The small accessories are where Antler gets very giftable

This capsule is full of the little things people rarely buy for themselves but use every day. The leather sunglasses case costs $75 and clips onto a bag strap or belt loop, with a scratch-resistant leather build and a choice of lanyard or carabiner attachment. That makes it ideal for the friend who is forever digging for sunglasses at the bottom of a tote, or the parent who wants things clipped, visible, and not lost in the car footwell.

Then there is the Stripe Poolside Pouch at $30 and the limited-edition Stripe Packing Cubes at $80. Both are made from durable, wipe-clean ripstop, and the pouch adds a splash-resistant finish plus an expandable shape that packs flat when empty. The packing cubes are the cleverer gift for the overpacker, with an extra-strong compression zip, a mesh window, and a four-piece set that helps separate outfits, layers, and the random extras every summer trip seems to accumulate.

For overnight bags, Antler is giving you options by personality

The weekender category is where the brand really earns the word practical. Antler’s Essential Weekender is $120 and is built from 100 percent recycled ripstop with a padded laptop sleeve, six internal pockets, a removable shoulder strap, and a back strap that slides over a suitcase handle. The more structured Icon Weekender sits at $240 and offers 33L of space, a water-resistant finish, a detachable shoulder strap, and a trolley-handle strap for stacking on top of a suitcase.

That price split is useful when you are choosing for different people. The $120 version is the one for a sibling who does quick train trips, a friend who needs a reliable gym-to-airport bag, or anyone who wants one bag that behaves more like a travel tool than a status symbol. The $240 version is better for the traveler who wants a cleaner silhouette and a little more structure, especially if they regularly use a weekender as their main short-haul bag.

Antler Gift Prices
Data visualization chart

Even the toiletry bags are built for real airport life

Antler’s toiletry and wash bags are not afterthoughts. On the US site, the toiletry bags start at $40, while the hanging versions are $55, and the broader wash bag descriptions stress water-resistant compartments, an inbuilt hook, and a removable section that makes security easier. This is exactly the sort of gift that sounds mundane until you remember how many trips begin with a cramped bathroom counter and a ziplock bag full of liquids.

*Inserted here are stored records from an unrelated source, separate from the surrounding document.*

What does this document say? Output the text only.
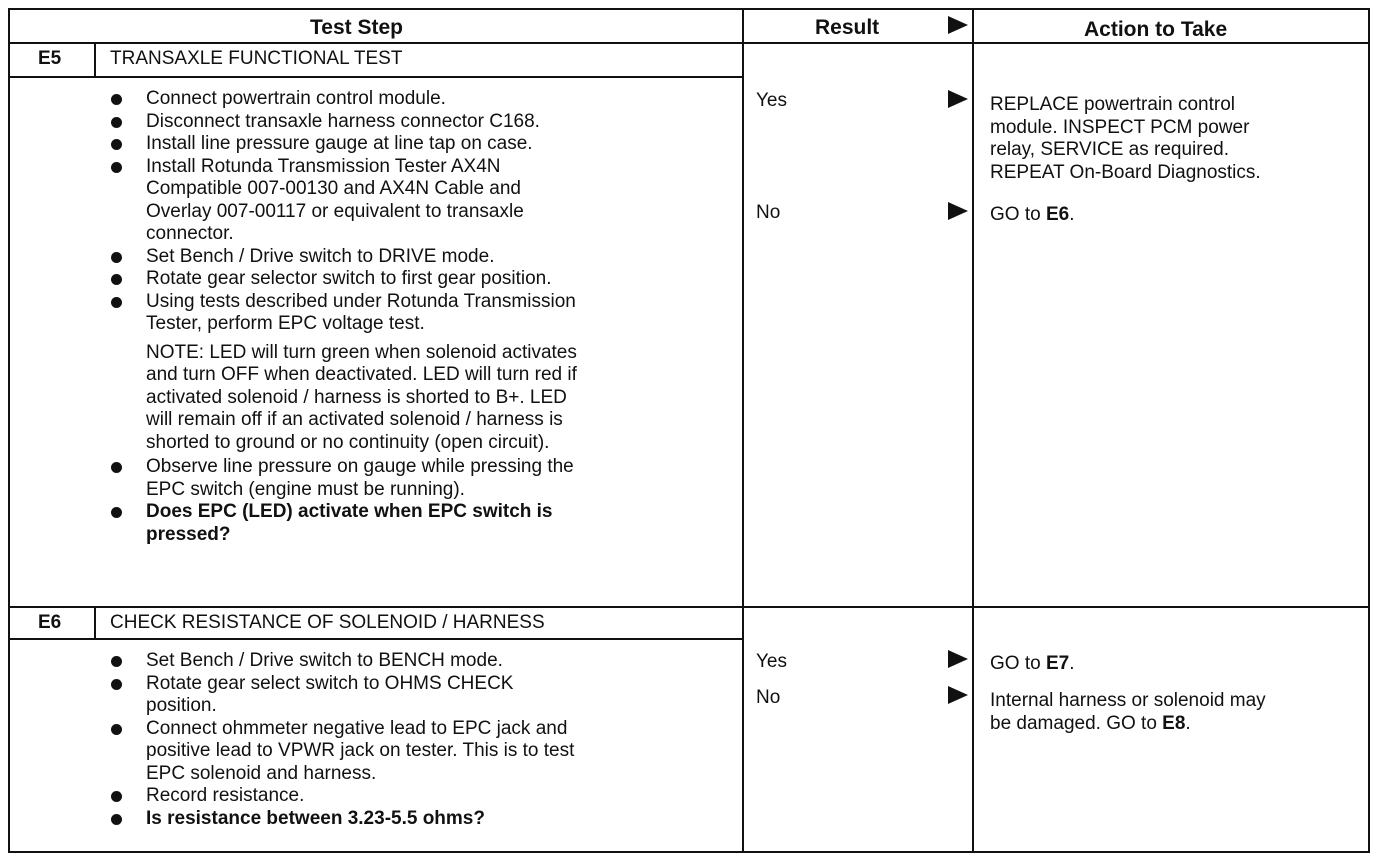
Test Step	Result	Action to Take
E5	TRANSAXLE FUNCTIONAL TEST
Connect powertrain control module.
Disconnect transaxle harness connector C168.
Install line pressure gauge at line tap on case.
Install Rotunda Transmission Tester AX4N
Compatible 007-00130 and AX4N Cable and
Overlay 007-00117 or equivalent to transaxle
connector.
Set Bench / Drive switch to DRIVE mode.
Rotate gear selector switch to first gear position.
Using tests described under Rotunda Transmission
Tester, perform EPC voltage test.
NOTE: LED will turn green when solenoid activates
and turn OFF when deactivated. LED will turn red if
activated solenoid / harness is shorted to B+. LED
will remain off if an activated solenoid / harness is
shorted to ground or no continuity (open circuit).
Observe line pressure on gauge while pressing the
EPC switch (engine must be running).
Does EPC (LED) activate when EPC switch is
pressed?
Yes	REPLACE powertrain control
module. INSPECT PCM power
relay, SERVICE as required.
REPEAT On-Board Diagnostics.
No	GO to E6.
E6	CHECK RESISTANCE OF SOLENOID / HARNESS
Set Bench / Drive switch to BENCH mode.
Rotate gear select switch to OHMS CHECK
position.
Connect ohmmeter negative lead to EPC jack and
positive lead to VPWR jack on tester. This is to test
EPC solenoid and harness.
Record resistance.
Is resistance between 3.23-5.5 ohms?
Yes	GO to E7.
No	Internal harness or solenoid may
be damaged. GO to E8.
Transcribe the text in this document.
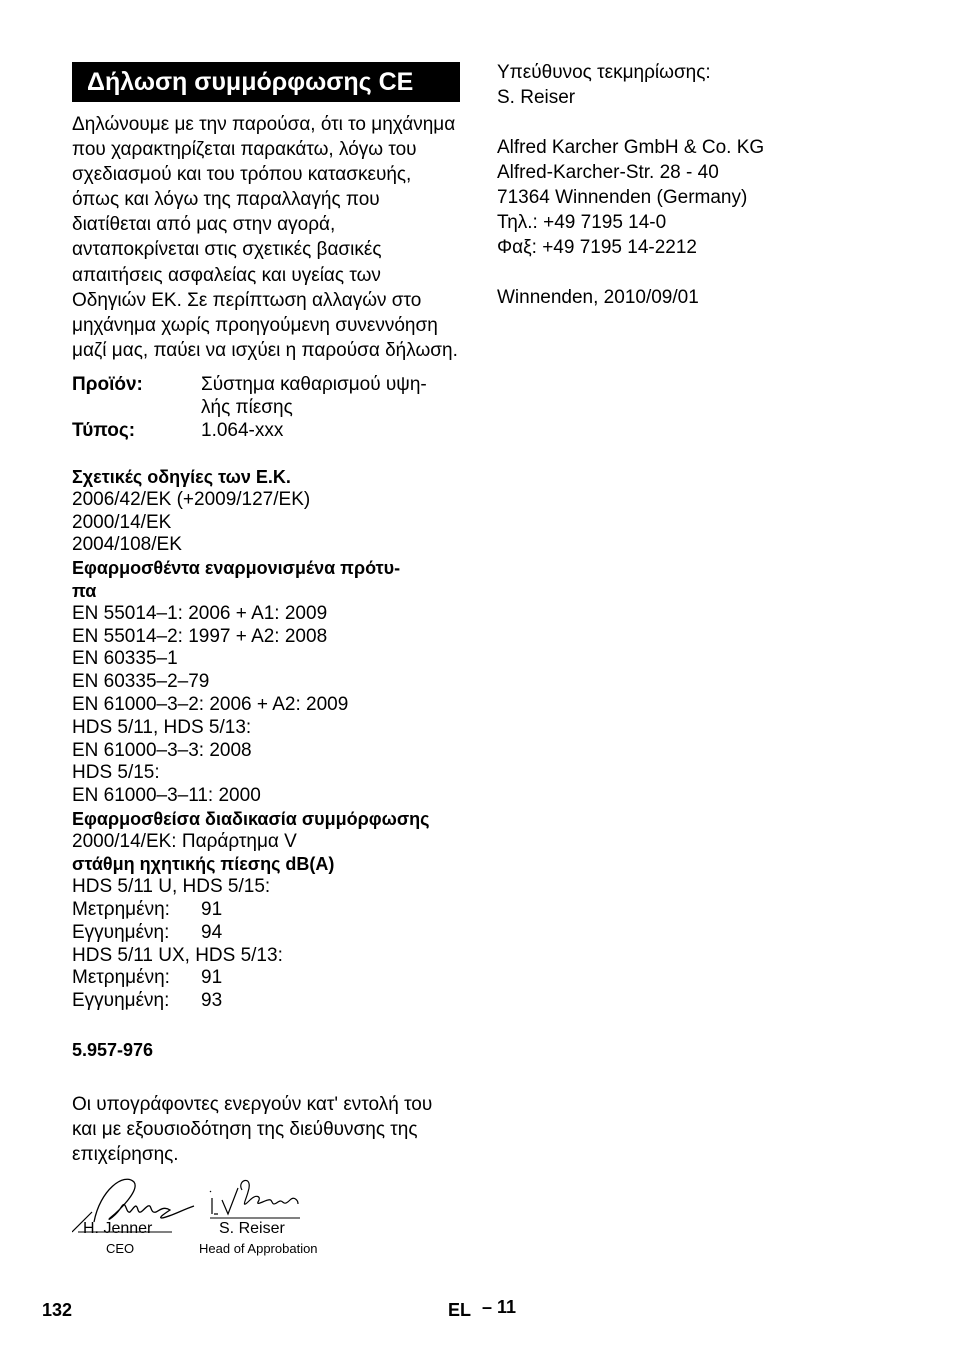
Δήλωση συμμόρφωσης CE
Δηλώνουμε με την παρούσα, ότι το μηχάνημα που χαρακτηρίζεται παρακάτω, λόγω του σχεδιασμού και του τρόπου κατασκευής, όπως και λόγω της παραλλαγής που διατίθεται από μας στην αγορά, ανταποκρίνεται στις σχετικές βασικές απαιτήσεις ασφαλείας και υγείας των Οδηγιών ΕΚ. Σε περίπτωση αλλαγών στο μηχάνημα χωρίς προηγούμενη συνεννόηση μαζί μας, παύει να ισχύει η παρούσα δήλωση.
Προϊόν:	Σύστημα καθαρισμού υψη-
λής πίεσης
Τύπος:	1.064-xxx
Σχετικές οδηγίες των Ε.Κ.
2006/42/EK (+2009/127/EK)
2000/14/EK
2004/108/EK
Εφαρμοσθέντα εναρμονισμένα πρότυ-
πα
EN 55014–1: 2006 + A1: 2009
EN 55014–2: 1997 + A2: 2008
EN 60335–1
EN 60335–2–79
EN 61000–3–2: 2006 + A2: 2009
HDS 5/11, HDS 5/13:
EN 61000–3–3: 2008
HDS 5/15:
EN 61000–3–11: 2000
Εφαρμοσθείσα διαδικασία συμμόρφωσης
2000/14/EK: Παράρτημα V
στάθμη ηχητικής πίεσης dB(A)
HDS 5/11 U, HDS 5/15:
Μετρημένη: 91
Εγγυημένη: 94
HDS 5/11 UX, HDS 5/13:
Μετρημένη: 91
Εγγυημένη: 93
5.957-976
Οι υπογράφοντες ενεργούν κατ' εντολή του και με εξουσιοδότηση της διεύθυνσης της επιχείρησης.
H. Jenner
CEO
S. Reiser
Head of Approbation
Υπεύθυνος τεκμηρίωσης:
S. Reiser
Alfred Karcher GmbH & Co. KG
Alfred-Karcher-Str. 28 - 40
71364 Winnenden (Germany)
Τηλ.: +49 7195 14-0
Φαξ: +49 7195 14-2212
Winnenden, 2010/09/01
132	EL – 11
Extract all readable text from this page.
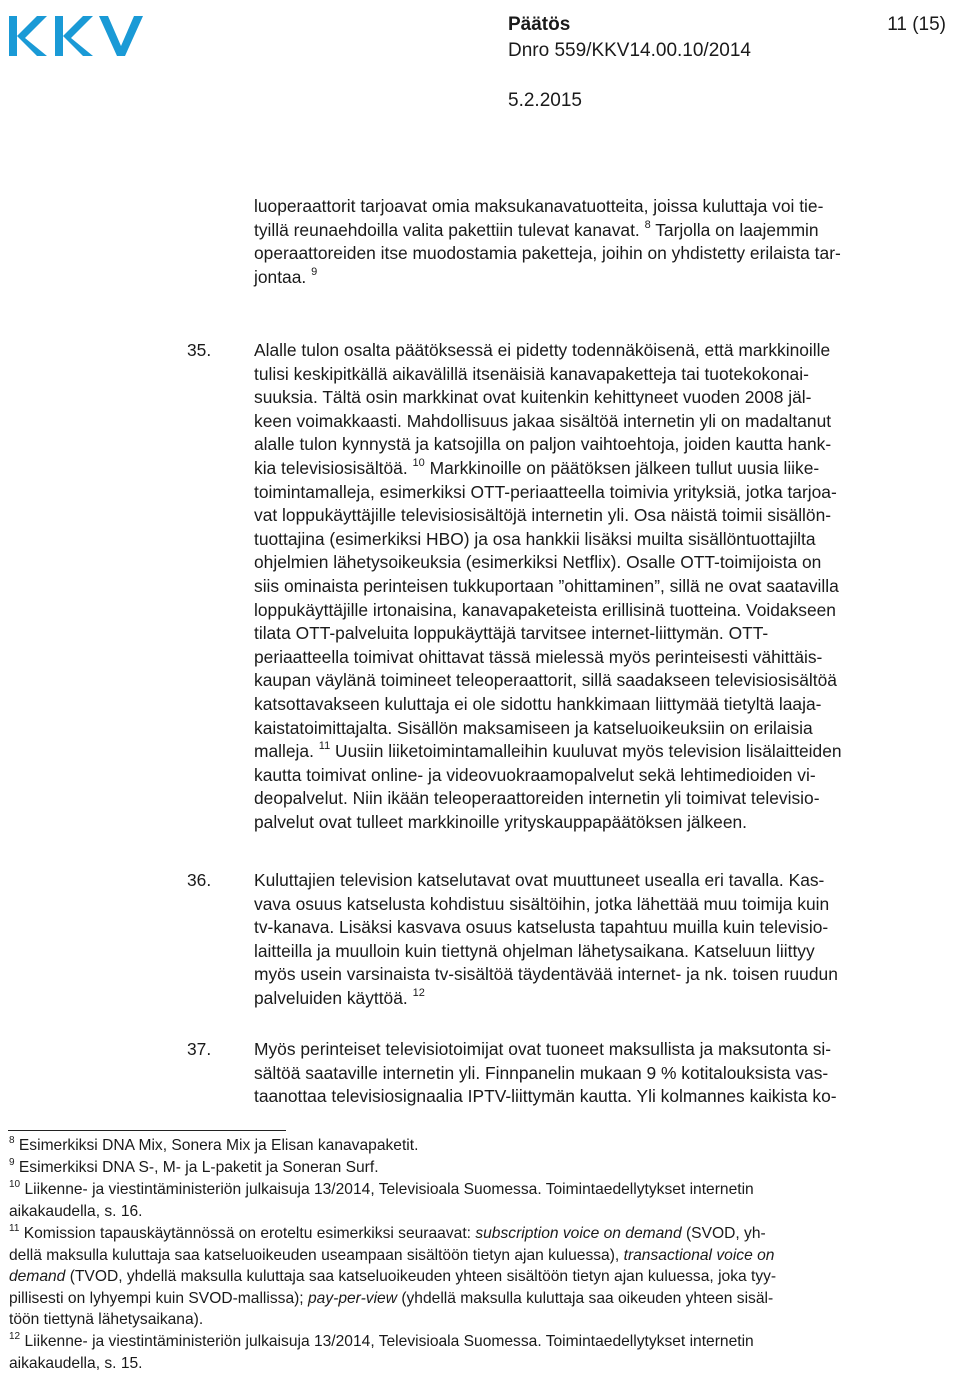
Päätös	11 (15)
Dnro 559/KKV14.00.10/2014
5.2.2015
luoperaattorit tarjoavat omia maksukanavatuotteita, joissa kuluttaja voi tie-
tyillä reunaehdoilla valita pakettiin tulevat kanavat. $^8$ Tarjolla on laajemmin
operaattoreiden itse muodostamia paketteja, joihin on yhdistetty erilaista tar-
jontaa. $^9$
35. Alalle tulon osalta päätöksessä ei pidetty todennäköisenä, että markkinoille
tulisi keskipitkällä aikavälillä itsenäisiä kanavapaketteja tai tuotekokonai-
suuksia. Tältä osin markkinat ovat kuitenkin kehittyneet vuoden 2008 jäl-
keen voimakkaasti. Mahdollisuus jakaa sisältöä internetin yli on madaltanut
alalle tulon kynnystä ja katsojilla on paljon vaihtoehtoja, joiden kautta hank-
kia televisiosisältöä. $^{10}$ Markkinoille on päätöksen jälkeen tullut uusia liike-
toimintamalleja, esimerkiksi OTT-periaatteella toimivia yrityksiä, jotka tarjoa-
vat loppukäyttäjille televisiosisältöjä internetin yli. Osa näistä toimii sisällön-
tuottajina (esimerkiksi HBO) ja osa hankkii lisäksi muilta sisällöntuottajilta
ohjelmien lähetysoikeuksia (esimerkiksi Netflix). Osalle OTT-toimijoista on
siis ominaista perinteisen tukkuportaan ”ohittaminen”, sillä ne ovat saatavilla
loppukäyttäjille irtonaisina, kanavapaketeista erillisinä tuotteina. Voidakseen
tilata OTT-palveluita loppukäyttäjä tarvitsee internet-liittymän. OTT-
periaatteella toimivat ohittavat tässä mielessä myös perinteisesti vähittäis-
kaupan väylänä toimineet teleoperaattorit, sillä saadakseen televisiosisältöä
katsottavakseen kuluttaja ei ole sidottu hankkimaan liittymää tietyltä laaja-
kaistatoimittajalta. Sisällön maksamiseen ja katseluoikeuksiin on erilaisia
malleja. $^{11}$ Uusiin liiketoimintamalleihin kuuluvat myös television lisälaitteiden
kautta toimivat online- ja videovuokraamopalvelut sekä lehtimedioiden vi-
deopalvelut. Niin ikään teleoperaattoreiden internetin yli toimivat televisio-
palvelut ovat tulleet markkinoille yrityskauppapäätöksen jälkeen.
36. Kuluttajien television katselutavat ovat muuttuneet usealla eri tavalla. Kas-
vava osuus katselusta kohdistuu sisältöihin, jotka lähettää muu toimija kuin
tv-kanava. Lisäksi kasvava osuus katselusta tapahtuu muilla kuin televisio-
laitteilla ja muulloin kuin tiettynä ohjelman lähetysaikana. Katseluun liittyy
myös usein varsinaista tv-sisältöä täydentävää internet- ja nk. toisen ruudun
palveluiden käyttöä. $^{12}$
37. Myös perinteiset televisiotoimijat ovat tuoneet maksullista ja maksutonta si-
sältöä saataville internetin yli. Finnpanelin mukaan 9 % kotitalouksista vas-
taanottaa televisiosignaalia IPTV-liittymän kautta. Yli kolmannes kaikista ko-
$^8$ Esimerkiksi DNA Mix, Sonera Mix ja Elisan kanavapaketit.
$^9$ Esimerkiksi DNA S-, M- ja L-paketit ja Soneran Surf.
$^{10}$ Liikenne- ja viestintäministeriön julkaisuja 13/2014, Televisioala Suomessa. Toimintaedellytykset internetin
aikakaudella, s. 16.
$^{11}$ Komission tapauskäytännössä on eroteltu esimerkiksi seuraavat: subscription voice on demand (SVOD, yh-
dellä maksulla kuluttaja saa katseluoikeuden useampaan sisältöön tietyn ajan kuluessa), transactional voice on
demand (TVOD, yhdellä maksulla kuluttaja saa katseluoikeuden yhteen sisältöön tietyn ajan kuluessa, joka tyy-
pillisesti on lyhyempi kuin SVOD-mallissa); pay-per-view (yhdellä maksulla kuluttaja saa oikeuden yhteen sisäl-
töön tiettynä lähetysaikana).
$^{12}$ Liikenne- ja viestintäministeriön julkaisuja 13/2014, Televisioala Suomessa. Toimintaedellytykset internetin
aikakaudella, s. 15.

I would give these to the organized traveler in your life, the person who labels cables, or the one who insists everything has a place. They are also a smart add-on gift if you are building a travel set around a carry-on or weekender, because Antler explicitly designs these pieces to work together rather than sitting in separate style silos. That mix-and-match logic is a big part of why the capsule feels more considered than a standard seasonal drop.

Why this capsule feels collectible, not disposable

Antler has done this before, and that is part of the appeal. Its 2025 summer capsule, introduced on June 3, 2025, was inspired by British summer sport and included a reversible tote, tennis racket cover, sunglasses case, and leather charm. The new 2026 edit shifts the mood from garden-party sport to lighter, more instinctive summer travel, but the strategy is the same: make the season feel new without losing the brand’s utility-first core.

That is why these pieces work so well as gifts. They are fashionable enough to feel special, but they also solve the problems that make travel annoying in the first place: carry-on limits, splashes, lost sunglasses, messy toiletries, and the need to move from weekend to work trip without repacking the whole house. Practical luxury is not about buying more stuff. It is about buying the right pieces once, and Antler is leaning hard into that reality.

This article was produced by Prism’s automated news system from verified source data, official records, and press releases, then run through automated quality and moderation checks before publishing. The system is built and supervised by the people who set the standards it runs under. Read our full AI policy.